I remember being intrigued by one of my university lecturers, who had a passion for motorsport, trying to devise a process for boring out the centre of a forged steel driveshaft.
Imagining he was trading strength for lightness I assumed it would be a fairly linear relationship until he pointed out that the material at the centre of the shaft was more or less only along for the ride and it was the material near the circumference that actually did all the work. On that basis he was able to shed a disproportionate amount of weight without significant detriment to the strength. One of the few lectures that sticks in my mind...
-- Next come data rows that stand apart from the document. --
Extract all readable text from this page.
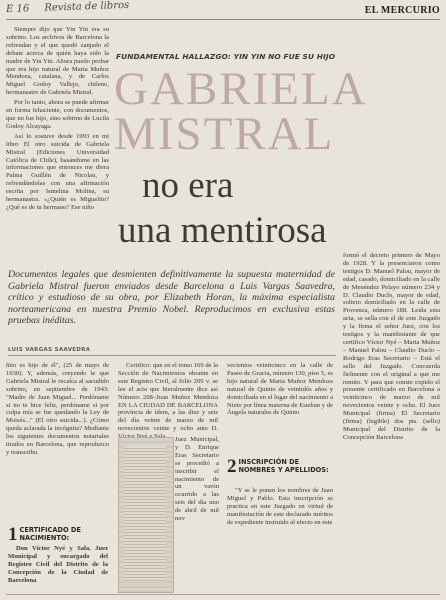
E 16 Revista de libros	EL MERCURIO

Siempre dijo que Yin Yin era su sobrino. Los archivos de Barcelona la refrendan y el que quedó zanjado el debate acerca de quién haya sido la madre de Yin Yin. Ahora puedo probar que era hijo natural de Marta Muñoz Mendoza, catalana, y de Carlos Miguel Godoy Vallejo, chileno, hermanastro de Gabriela Mistral.

Por lo tanto, ahora se puede afirmar en forma fehaciente, con documentos, que no fue hijo, sino sobrino de Lucila Godoy Alcayaga.

Así lo sostuve desde 1993 en mi libro El otro suicida de Gabriela Mistral (Ediciones Universidad Católica de Chile), basándome en las informaciones que entonces me diera Palma Guillén de Nicolau, y refrendándolas con una afirmación escrita por Ismelina Molina, su hermanastra. «¿Quién es Miguelito? ¿Qué es de tu hermano? Ese niño

FUNDAMENTAL HALLAZGO: YIN YIN NO FUE SU HIJO
GABRIELA
MISTRAL
no era
una mentirosa
Documentos legales que desmienten definitivamente la supuesta maternidad de Gabriela Mistral fueron enviados desde Barcelona a Luis Vargas Saavedra, crítico y estudioso de su obra, por Elizabeth Horan, la máxima especialista norteamericana en nuestra Premio Nobel. Reproducimos en exclusiva estas pruebas inéditas.
LUIS VARGAS SAAVEDRA

ñito es hijo de él", (25 de mayo de 1930). Y, además, creyendo le que Gabriela Mistral le recalca al sacudido sobrino, en septiembre de 1943: "Madre de Juan Miguel... Perdóname si no te hice feliz, perdóname si por culpa mía se fue quedando la Ley de Moisés..." (El otro suicida...). ¿Cómo queda aclarada la incógnita? Mediante los siguientes documentos notariales tirados en Barcelona, que reproduzco y transcribo.

1 CERTIFICADO DE NACIMIENTO:

Don Víctor Nyé y Sala, Juez Municipal y encargado del Registro Civil del Distrito de la Concepción de la Ciudad de Barcelona

Certifico: que en el tomo 169 de la Sección de Nacimientos obrante en este Registro Civil, al folio 209 v. se lee el acta que literalmente dice así Número 208–Juan Muñoz Mendoza EN LA CIUDAD DE BARCELONA provincia de ídem, a las diez y seis del día veinte de marzo de mil novecientos veinte y ocho ante D.

Juez Municipal, y D. Enrique Eras Secretario se procedió a inscribir el nacimiento de un varón ocurrido a las seis del día uno de abril de mil nov

vecientos veinticinco en la calle de Paseo de Gracia, número 130, piso 5, es hijo natural de Marta Muñoz Mendoza natural de Quinto de veintidós años y domiciliada en el lugar del nacimiento a Nieto por línea materna de Esteban y de Ángela naturales de Quinto

2 INSCRIPCIÓN DE NOMBRES Y APELLIDOS:

"Y se le ponen los nombres de Juan Miguel y Pablo. Esta inscripción se practica en este Juzgado en virtud de manifestación de este declarado méritos de expediente instruido al efecto en este

formó el decreto primero de Mayo de 1928. Y la presenciaron como testigos D. Manuel Palou, mayor de edad, casado, domiciliado en la calle de Menéndez Pelayo número 234 y D. Claudio Duclo, mayor de edad, soltero domiciliado en la calle de Provenza, número 188. Leída esta acta, se sella con el de este Juzgado y la firma el señor Juez, con los testigos y la manifestante de que certifico Víctor Nyé – Marta Muñoz – Manuel Palou – Claudio Duclo – Rodrigo Eras Secretario – Está el sello del Juzgado. Concuerda fielmente con el original a que me remito. Y para que conste expido el presente certificado en Barcelona a veinticinco de marzo de mil novecientos veinte y ocho. El Juez Municipal (firma) El Secretario (firma) (legible) dos pts. (sello) Municipal del Distrito de la Concepción Barcelona
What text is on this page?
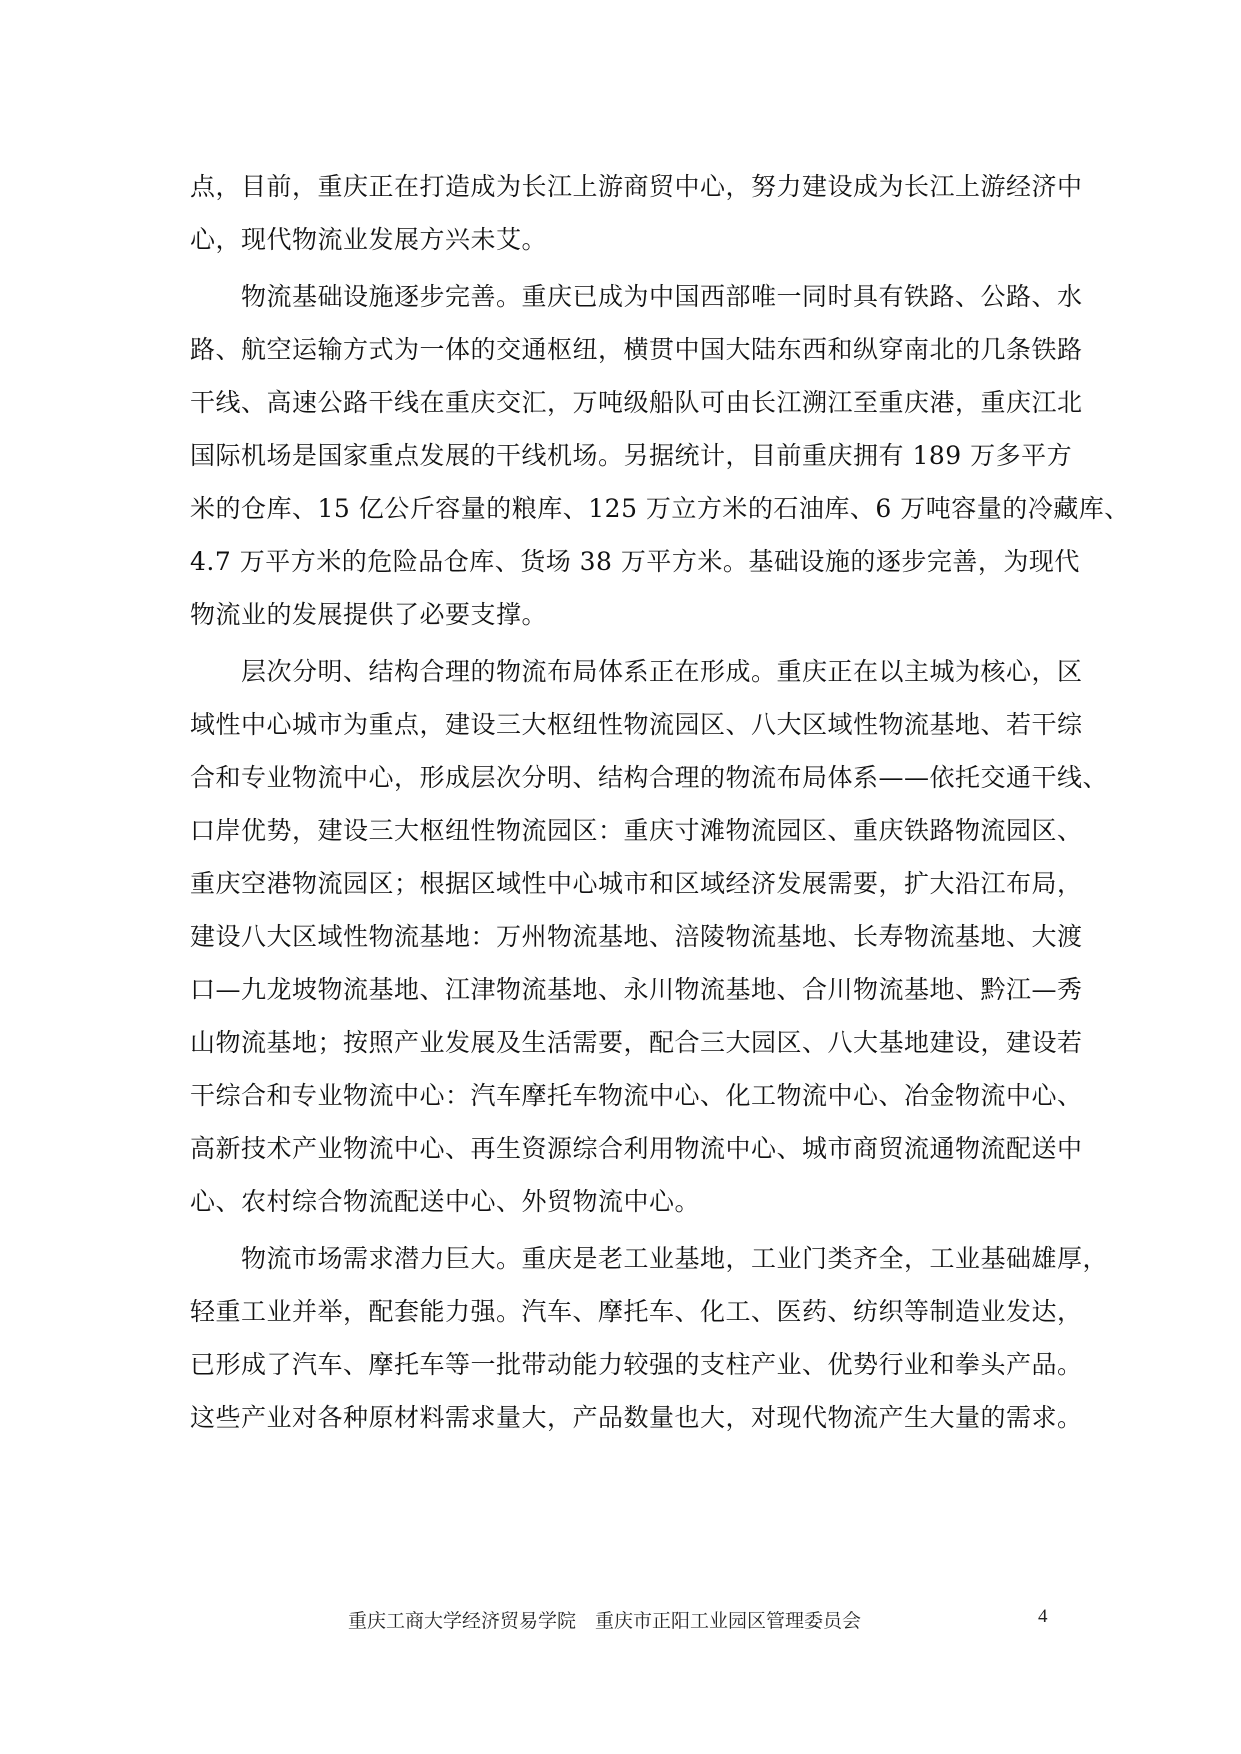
点，目前，重庆正在打造成为长江上游商贸中心，努力建设成为长江上游经济中
心，现代物流业发展方兴未艾。
　　物流基础设施逐步完善。重庆已成为中国西部唯一同时具有铁路、公路、水
路、航空运输方式为一体的交通枢纽，横贯中国大陆东西和纵穿南北的几条铁路
干线、高速公路干线在重庆交汇，万吨级船队可由长江溯江至重庆港，重庆江北
国际机场是国家重点发展的干线机场。另据统计，目前重庆拥有 189 万多平方
米的仓库、15 亿公斤容量的粮库、125 万立方米的石油库、6 万吨容量的冷藏库、
4.7 万平方米的危险品仓库、货场 38 万平方米。基础设施的逐步完善，为现代
物流业的发展提供了必要支撑。
　　层次分明、结构合理的物流布局体系正在形成。重庆正在以主城为核心，区
域性中心城市为重点，建设三大枢纽性物流园区、八大区域性物流基地、若干综
合和专业物流中心，形成层次分明、结构合理的物流布局体系——依托交通干线、
口岸优势，建设三大枢纽性物流园区：重庆寸滩物流园区、重庆铁路物流园区、
重庆空港物流园区；根据区域性中心城市和区域经济发展需要，扩大沿江布局，
建设八大区域性物流基地：万州物流基地、涪陵物流基地、长寿物流基地、大渡
口—九龙坡物流基地、江津物流基地、永川物流基地、合川物流基地、黔江—秀
山物流基地；按照产业发展及生活需要，配合三大园区、八大基地建设，建设若
干综合和专业物流中心：汽车摩托车物流中心、化工物流中心、冶金物流中心、
高新技术产业物流中心、再生资源综合利用物流中心、城市商贸流通物流配送中
心、农村综合物流配送中心、外贸物流中心。
　　物流市场需求潜力巨大。重庆是老工业基地，工业门类齐全，工业基础雄厚，
轻重工业并举，配套能力强。汽车、摩托车、化工、医药、纺织等制造业发达，
已形成了汽车、摩托车等一批带动能力较强的支柱产业、优势行业和拳头产品。
这些产业对各种原材料需求量大，产品数量也大，对现代物流产生大量的需求。
重庆工商大学经济贸易学院　重庆市正阳工业园区管理委员会	4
Another I remember involved the lecturer pouring liquid nitrogen down the barrels of a side by side replica shotgun he'd made from a noggin of wood and some cold-drawn, seamless boiler pipe, then stuffing corks into the ends and aiming it randomly at his students as the gas expanded until the corks exploded out with considerable violence.
We spent most of that lecture under the desks until coaxed out by his intriguing assurance that by using liquid nitrogen you could deaden pain.
Having pulled on a rubber glove he then proceeded to stick his thumb into a flask of the stuff, grimaced for a minute or so, then pulled it out, put it on the bench and hit it with a hammer. Needless to say, it shattered into a thousand pieces causing panic amongst the med students who also had to study engineering in case they ever had to knock up a wooden leg or something.
Assuming that the bloke had pulled this stunt before without reducing his quota of thumbs I wasn't taken in, but it looked impressive. It later transpired that the thumb of the glove was stuffed with mince...
I bet he'd not be allowed to do the thumb thing these days (the shotgun trick was bloody dangerous too! But great fun.) because some do-gooder would want counselling in place for those fools who fell for it and so the world loses a little more of its flavour and becomes a little more bland.
I'm only a plumber from Cannock...
This is not put on as a public entertainment... it's put on to reach a certain goal.